(Photo: Iron Ox)A farm technology startup is using robots and artificial intelligence to tackle sustainability concerns in agriculture.
Northern California-based Iron Ox was born from the realization that conventional American agriculture negatively impacts the environment in a multitude of ways. The type of farming most of us are familiar with uses as much as 70 percent of the world’s fresh water supply and produces up to 1.19 gigatons of greenhouse gasses every year. There’s also the issue of wasted produce, with up to 40 percent of fruits and veggies ending up in a landfill before ever reaching a consumer. While companies like Imperfect Foods, Uglies, and Misfits Market aim to offset this by proudly selling produce your typical grocery store won’t, these businesses don’t address the root of the problem: how the produce is grown.
Iron Ox uses two house-designed, AI-supported robots to perform most repetitive farming tasks and ensure resources are used efficiently. The first of these, called Grover, makes up the brawn of Iron Ox’s robotic crew. Able to lift more than 1,000 pounds, Grover helps move plant “modules” (i.e. planter boxes) around the greenhouse. Grover also helps water and harvest crops in tandem with Phil, the company’s brainier robot farmer. Phil monitors and delivers each module’s water, nutrient mix, and pH levels to maximize crop yield and quality while making sure resources aren’t overused.
Grover and Phil are designed to work in greenhouses, meaning Iron Ox has to plop down a facility before bringing its leafy greens, fruit, and other produce to a particular region. But the company itself says this isn’t a problem. While Iron Ox’s first facility sits in the San Francisco Bay Area, it just wrapped up construction on a 535,000-square foot greenhouse in Lockhart, Texas, where it will bring sustainably-grown produce to the entire state.
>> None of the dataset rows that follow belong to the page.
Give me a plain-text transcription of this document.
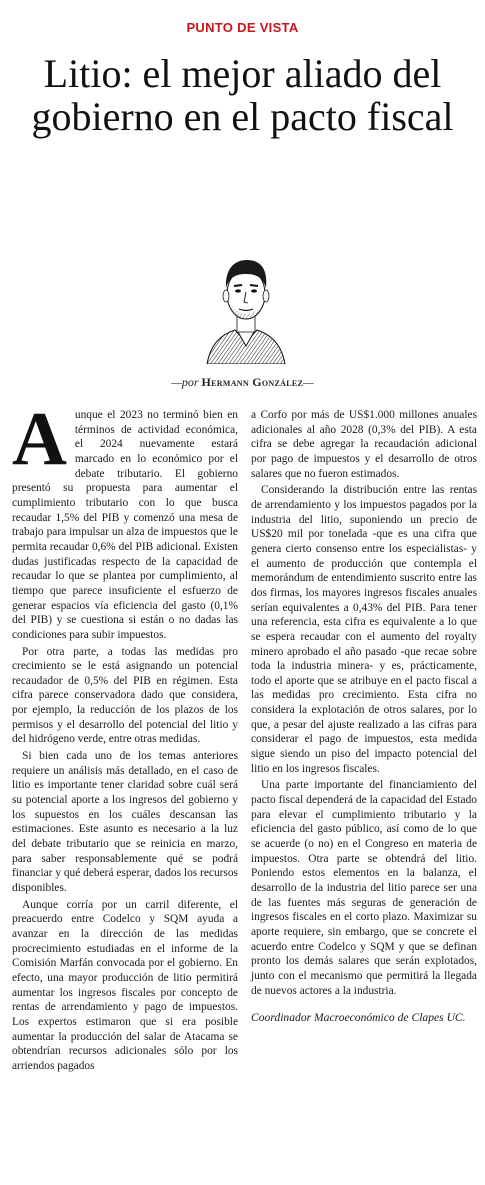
PUNTO DE VISTA
Litio: el mejor aliado del gobierno en el pacto fiscal
—por Hermann González—

Aunque el 2023 no terminó bien en términos de actividad económica, el 2024 nuevamente estará marcado en lo económico por el debate tributario. El gobierno presentó su propuesta para aumentar el cumplimiento tributario con lo que busca recaudar 1,5% del PIB y comenzó una mesa de trabajo para impulsar un alza de impuestos que le permita recaudar 0,6% del PIB adicional. Existen dudas justificadas respecto de la capacidad de recaudar lo que se plantea por cumplimiento, al tiempo que parece insuficiente el esfuerzo de generar espacios vía eficiencia del gasto (0,1% del PIB) y se cuestiona si están o no dadas las condiciones para subir impuestos.

Por otra parte, a todas las medidas pro crecimiento se le está asignando un potencial recaudador de 0,5% del PIB en régimen. Esta cifra parece conservadora dado que considera, por ejemplo, la reducción de los plazos de los permisos y el desarrollo del potencial del litio y del hidrógeno verde, entre otras medidas.

Si bien cada uno de los temas anteriores requiere un análisis más detallado, en el caso de litio es importante tener claridad sobre cuál será su potencial aporte a los ingresos del gobierno y los supuestos en los cuáles descansan las estimaciones. Este asunto es necesario a la luz del debate tributario que se reinicia en marzo, para saber responsablemente qué se podrá financiar y qué deberá esperar, dados los recursos disponibles.

Aunque corría por un carril diferente, el preacuerdo entre Codelco y SQM ayuda a avanzar en la dirección de las medidas procrecimiento estudiadas en el informe de la Comisión Marfán convocada por el gobierno. En efecto, una mayor producción de litio permitirá aumentar los ingresos fiscales por concepto de rentas de arrendamiento y pago de impuestos. Los expertos estimaron que si era posible aumentar la producción del salar de Atacama se obtendrían recursos adicionales sólo por los arriendos pagados

a Corfo por más de US$1.000 millones anuales adicionales al año 2028 (0,3% del PIB). A esta cifra se debe agregar la recaudación adicional por pago de impuestos y el desarrollo de otros salares que no fueron estimados.

Considerando la distribución entre las rentas de arrendamiento y los impuestos pagados por la industria del litio, suponiendo un precio de US$20 mil por tonelada -que es una cifra que genera cierto consenso entre los especialistas- y el aumento de producción que contempla el memorándum de entendimiento suscrito entre las dos firmas, los mayores ingresos fiscales anuales serían equivalentes a 0,43% del PIB. Para tener una referencia, esta cifra es equivalente a lo que se espera recaudar con el aumento del royalty minero aprobado el año pasado -que recae sobre toda la industria minera- y es, prácticamente, todo el aporte que se atribuye en el pacto fiscal a las medidas pro crecimiento. Esta cifra no considera la explotación de otros salares, por lo que, a pesar del ajuste realizado a las cifras para considerar el pago de impuestos, esta medida sigue siendo un piso del impacto potencial del litio en los ingresos fiscales.

Una parte importante del financiamiento del pacto fiscal dependerá de la capacidad del Estado para elevar el cumplimiento tributario y la eficiencia del gasto público, así como de lo que se acuerde (o no) en el Congreso en materia de impuestos. Otra parte se obtendrá del litio. Poniendo estos elementos en la balanza, el desarrollo de la industria del litio parece ser una de las fuentes más seguras de generación de ingresos fiscales en el corto plazo. Maximizar su aporte requiere, sin embargo, que se concrete el acuerdo entre Codelco y SQM y que se definan pronto los demás salares que serán explotados, junto con el mecanismo que permitirá la llegada de nuevos actores a la industria.

Coordinador Macroeconómico de Clapes UC.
“Iron Ox’s Lockhart facility is the blueprint for sustainable produce farming near urban centers across the nation and around the world,” Iron Ox senior communications director Jen Capasso told ExtremeTech. “We want to make food a renewable resource for everyone. While our vision is global, we know that everything we achieve will be through our local efforts. Food grown at an Iron Ox facility will stay nearby, ensuring our surrounding communities have access to fresh produce that is grown recently, locally and sustainably.”
As with any other setting, the integration of robots into agriculture raises concerns regarding job displacement. Conventional farming has long presented employment opportunities for lower-income communities and immigrants; while those opportunities are far from perfect, many don’t want to see them disappear altogether. Iron Ox’s perspective is that now is the time for an agricultural revamp. The company says farming is facing a labor crisis as young workers turn away from grueling, environmentally detrimental work, and that its technology may very well present a more positive alternative.
“Agriculture is long overdue for a technology update,” Capasso said. “By introducing technology to farming, we can not only increase efficiency, become more sustainable, but also we can equip workers with tech skills that are highly beneficial in a digital world.” Whether Iron Ox elects to support such career transitions via internships, training programs, or other means is something we’ll have to wait to find out.
Iron Ox’s produce is currently available at Whole Foods, Mollie Stone’s Markets, and Bianchini’s Market in northern California, with central Texas locations to come later this year.